Special thank you to those who have reached out along the way. Now to the people behind the scenes, the ones in the trenches.
To build something extraordinary, I believe that you need to surround yourself with phenomenal people. To begin this process I asked one of my best friends, Shelby Novak, to come on board and help set social media strategy (Shelby has been a consistent force for us to this day). Her social media presence keeps us relevant and open to the world.
The next key addition was adding our editor to the team, Matt Gillick. Matt is a Providence college graduate, and has an incredible understanding of literature, writing, and the framework of a story. He started editing all of our posts and now manages all content for the site and has brought two more editors on board. Matt has worked steadily with us since March and feels that every story we put out can have the chance of touching a person at a human level. We at the site deeply care about your words and have an editing staff who value them.
Another key piece to our team is Sam Dickinson. I asked Sam to join us in August after coming off his summer internship with Southwest Airlines. Sam serves in setting our site framework, public relations, and content strategy. When it comes to a clear vision and implementing those ideas, Sam is second to none. With Sam, we have found new and better ways to present our content.
Without an internal team working toward the same end-goal and mission, we truly wouldn’t be where we are today. It’s these people who are doing all the hard work behind the scenes that no one accounts for when looking at the platform as a whole.
From Day 1, we have set out to build a community that connects people through the sharing their story, whatever it may be. We have set out to give people a means to express themselves in their authentic voice. We have done both of these in a small way and we plan to keep doing so.

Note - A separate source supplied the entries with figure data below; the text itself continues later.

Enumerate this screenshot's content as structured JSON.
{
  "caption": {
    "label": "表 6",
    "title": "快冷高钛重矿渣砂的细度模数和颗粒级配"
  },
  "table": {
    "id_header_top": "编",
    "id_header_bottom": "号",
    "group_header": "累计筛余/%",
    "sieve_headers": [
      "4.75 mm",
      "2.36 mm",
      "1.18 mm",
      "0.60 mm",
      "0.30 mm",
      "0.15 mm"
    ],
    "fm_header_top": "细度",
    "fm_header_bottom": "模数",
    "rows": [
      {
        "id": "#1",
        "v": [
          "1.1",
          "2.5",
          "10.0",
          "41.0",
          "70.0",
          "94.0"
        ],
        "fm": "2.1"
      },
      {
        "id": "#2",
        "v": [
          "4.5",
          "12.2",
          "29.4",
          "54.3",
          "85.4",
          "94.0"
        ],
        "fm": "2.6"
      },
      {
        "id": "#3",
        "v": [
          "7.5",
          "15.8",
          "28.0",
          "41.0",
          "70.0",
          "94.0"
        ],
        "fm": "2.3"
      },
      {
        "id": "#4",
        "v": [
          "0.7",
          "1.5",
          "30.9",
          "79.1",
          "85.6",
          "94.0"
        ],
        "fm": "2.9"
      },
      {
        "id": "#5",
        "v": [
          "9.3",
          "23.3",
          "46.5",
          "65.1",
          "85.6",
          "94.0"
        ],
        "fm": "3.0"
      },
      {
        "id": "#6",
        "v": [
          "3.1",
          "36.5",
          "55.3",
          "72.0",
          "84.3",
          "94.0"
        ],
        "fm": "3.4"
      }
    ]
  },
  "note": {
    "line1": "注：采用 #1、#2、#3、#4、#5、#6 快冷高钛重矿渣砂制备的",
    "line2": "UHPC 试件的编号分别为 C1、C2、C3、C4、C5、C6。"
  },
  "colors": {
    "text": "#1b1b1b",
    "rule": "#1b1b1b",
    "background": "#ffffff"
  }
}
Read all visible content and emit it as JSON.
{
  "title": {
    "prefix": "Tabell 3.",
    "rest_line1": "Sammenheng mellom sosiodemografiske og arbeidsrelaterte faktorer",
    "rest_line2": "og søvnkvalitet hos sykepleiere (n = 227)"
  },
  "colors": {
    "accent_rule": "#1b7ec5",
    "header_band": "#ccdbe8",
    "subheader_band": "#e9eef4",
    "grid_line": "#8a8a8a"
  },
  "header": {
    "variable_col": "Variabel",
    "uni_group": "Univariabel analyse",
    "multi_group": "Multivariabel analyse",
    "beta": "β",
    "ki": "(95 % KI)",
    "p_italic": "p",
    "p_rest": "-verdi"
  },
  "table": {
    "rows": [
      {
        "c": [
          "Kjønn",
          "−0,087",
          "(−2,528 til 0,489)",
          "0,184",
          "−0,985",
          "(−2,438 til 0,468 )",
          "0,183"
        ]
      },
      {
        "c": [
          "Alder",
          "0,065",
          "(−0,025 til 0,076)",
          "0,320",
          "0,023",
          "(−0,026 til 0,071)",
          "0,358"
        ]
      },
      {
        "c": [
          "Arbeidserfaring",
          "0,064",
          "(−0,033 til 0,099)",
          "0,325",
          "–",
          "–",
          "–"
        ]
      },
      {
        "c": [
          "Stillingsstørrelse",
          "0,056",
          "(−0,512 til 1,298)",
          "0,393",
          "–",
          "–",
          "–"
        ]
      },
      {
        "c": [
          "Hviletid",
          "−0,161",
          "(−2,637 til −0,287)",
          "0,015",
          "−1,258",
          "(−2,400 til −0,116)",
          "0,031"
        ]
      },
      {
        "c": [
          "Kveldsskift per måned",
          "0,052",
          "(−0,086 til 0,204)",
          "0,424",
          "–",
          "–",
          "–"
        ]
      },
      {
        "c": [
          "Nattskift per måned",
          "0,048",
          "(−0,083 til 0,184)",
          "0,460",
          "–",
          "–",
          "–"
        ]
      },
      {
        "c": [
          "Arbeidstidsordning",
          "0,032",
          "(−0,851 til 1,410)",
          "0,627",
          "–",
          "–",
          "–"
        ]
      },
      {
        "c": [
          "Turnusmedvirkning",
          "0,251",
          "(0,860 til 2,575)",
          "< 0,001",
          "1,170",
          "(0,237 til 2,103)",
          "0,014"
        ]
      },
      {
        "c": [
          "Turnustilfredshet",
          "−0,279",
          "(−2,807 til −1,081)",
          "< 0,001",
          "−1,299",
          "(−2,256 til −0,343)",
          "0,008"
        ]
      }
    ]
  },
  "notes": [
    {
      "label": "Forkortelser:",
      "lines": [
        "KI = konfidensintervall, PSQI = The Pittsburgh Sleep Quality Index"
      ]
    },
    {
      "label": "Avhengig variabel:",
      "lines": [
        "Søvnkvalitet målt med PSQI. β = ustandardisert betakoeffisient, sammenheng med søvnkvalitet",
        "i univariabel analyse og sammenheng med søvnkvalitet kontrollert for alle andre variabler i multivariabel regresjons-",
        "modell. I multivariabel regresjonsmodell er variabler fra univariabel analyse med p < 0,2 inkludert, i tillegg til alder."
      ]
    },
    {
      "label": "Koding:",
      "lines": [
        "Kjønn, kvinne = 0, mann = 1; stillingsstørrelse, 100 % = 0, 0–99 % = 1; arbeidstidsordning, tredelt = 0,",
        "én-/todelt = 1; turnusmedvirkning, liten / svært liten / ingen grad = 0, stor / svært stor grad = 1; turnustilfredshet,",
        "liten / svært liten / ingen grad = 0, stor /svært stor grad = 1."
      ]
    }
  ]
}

We realize that we cannot rest on our laurels. We have to keep moving forward in creating a platform that evolves with the needs of our community. We envision a community worldwide where people use Wish Dish to share specific life chapters because they know it as their place to share their story.
As long as someone has a story to tell, a song to sing, a beat to stomp to, The Wish Dish will be there to put the microphone in your hand. Express yourself and join us.